By responding to this important indicator, teachers in the English Curriculum Alignment Project, or ECAP, kept 86 percent of their students on course to successfully complete college-level English. In contrast, only 24 percent of students placed in the lowest level of English remedial courses in California colleges ever make it out. The collaboration is an extraordinarily uncontroversial effort which teachers and administrators universally support.

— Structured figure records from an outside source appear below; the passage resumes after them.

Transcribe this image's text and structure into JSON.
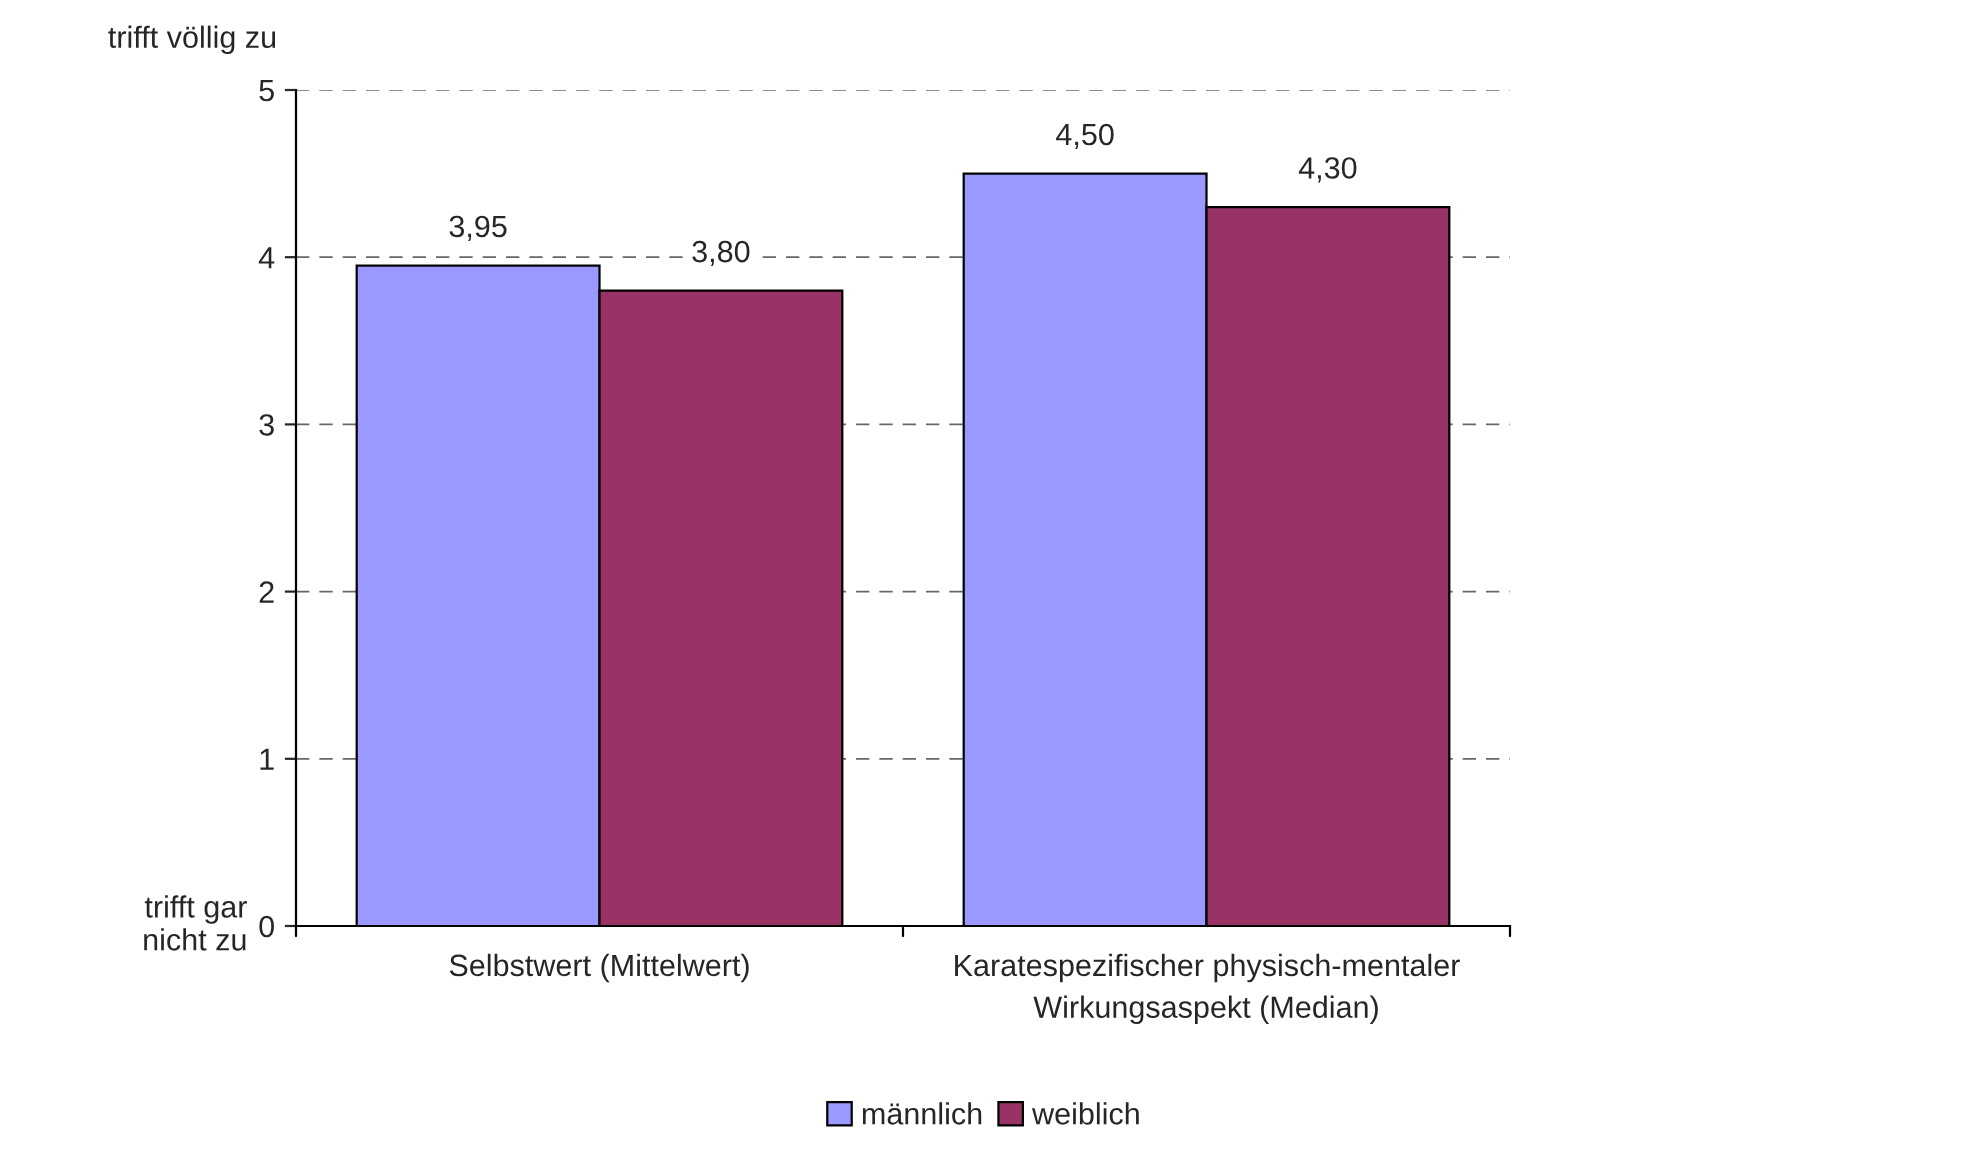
{
  "chart_data": {
    "type": "bar",
    "categories": [
      "Selbstwert (Mittelwert)",
      "Karatespezifischer physisch-mentaler\nWirkungsaspekt (Median)"
    ],
    "series": [
      {
        "name": "männlich",
        "color": "#9999ff",
        "values": [
          3.95,
          4.5
        ],
        "value_labels": [
          "3,95",
          "4,50"
        ]
      },
      {
        "name": "weiblich",
        "color": "#993366",
        "values": [
          3.8,
          4.3
        ],
        "value_labels": [
          "3,80",
          "4,30"
        ]
      }
    ],
    "ylim": [
      0,
      5
    ],
    "yticks": [
      0,
      1,
      2,
      3,
      4,
      5
    ],
    "grid": "y",
    "legend": "bottom",
    "annotations": [
      "trifft völlig zu",
      "trifft gar\nnicht zu"
    ]
  }
}
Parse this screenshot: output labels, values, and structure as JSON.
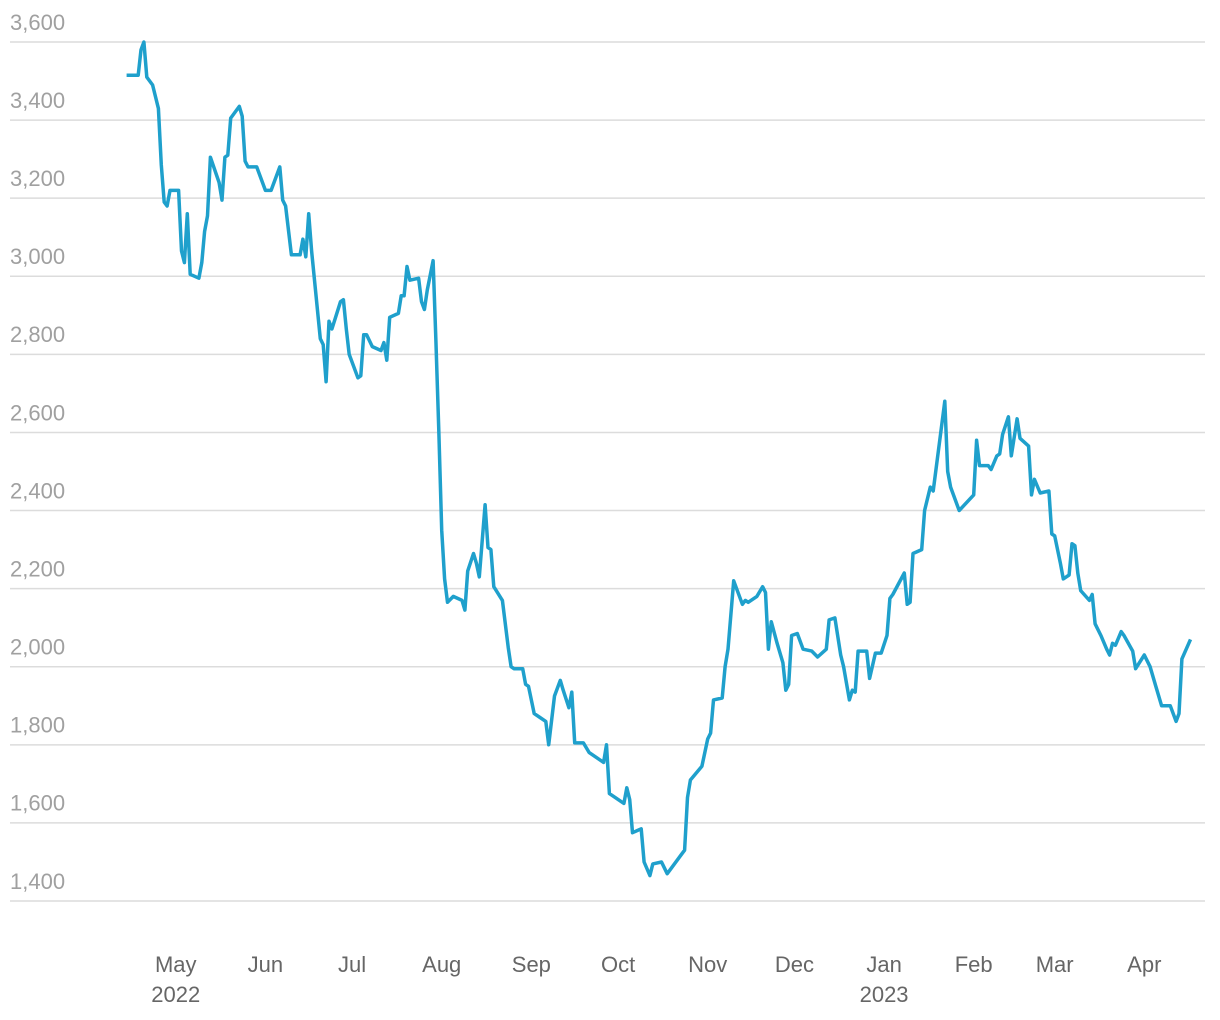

Tailor reports to your audience. There are so many stakeholders interested in how schools are performing, but they often want different things at different points in time. While teachers focus on their classes or specific students, superintendents may examine the impact of a new curriculum or teachers hired from a specific college. At the same time, parents are more likely to look at school and teacher-level performance. Some districts have learned the hard way the limitations of what data can and cannot show. That doesn’t mean the underlying data was useless; it just wasn’t the right tool for the job (akin to measuring air temperature with a stethoscope).
“Useful” means many things and has many audiences. Currently, the data that school systems collect and report to states is too often limited to only what is required under the federal No Child Left Behind Act: standardized-test results for reading and math in grades 3-8; science- and writing-test scores in at least one grade at the elementary, middle, and high school levels; and graduation rates. While valuable, this information will be vastly improved with data that teachers can use to tailor lessons to students, such as which courses students took in prior years and the grades they received, and the students’ writing samples, diagnostic test results, and participation in tutoring programs.
Continuously hone validity and accuracy. The exclusive focus on summative tests and “accountability” often viewed as punitive and unfair risks a serious crisis of confidence in the power of education data. As some school districts have shown, student test scores alone are not valid measures of teacher performance. Instead of tunnel vision focused on narrow test results, statewide longitudinal-data systems have the opportunity to become highly developed instrument panels that guide teaching with a host of information about students, not just test scores. Further, educators engaged in using Cal-PASS report that the daily practice of using data not only improves teaching effectiveness, but also improves the data. The more educators study it, the more they understand and can perfect what is being measured.
After hundreds of millions of dollars and years of tinkering, the time is nigh for education data systems to make themselves much more useful. Just as electronic health records and disease registries are fueling greater discoveries and personalized patient care, education data must become a necessity of teaching. We wouldn’t think of cutting back on data in medicine, because it is endlessly useful. The San Diego-area students now excelling in college-level English—a key gateway for success in career and life—would say the same about their teachers’ use of education data.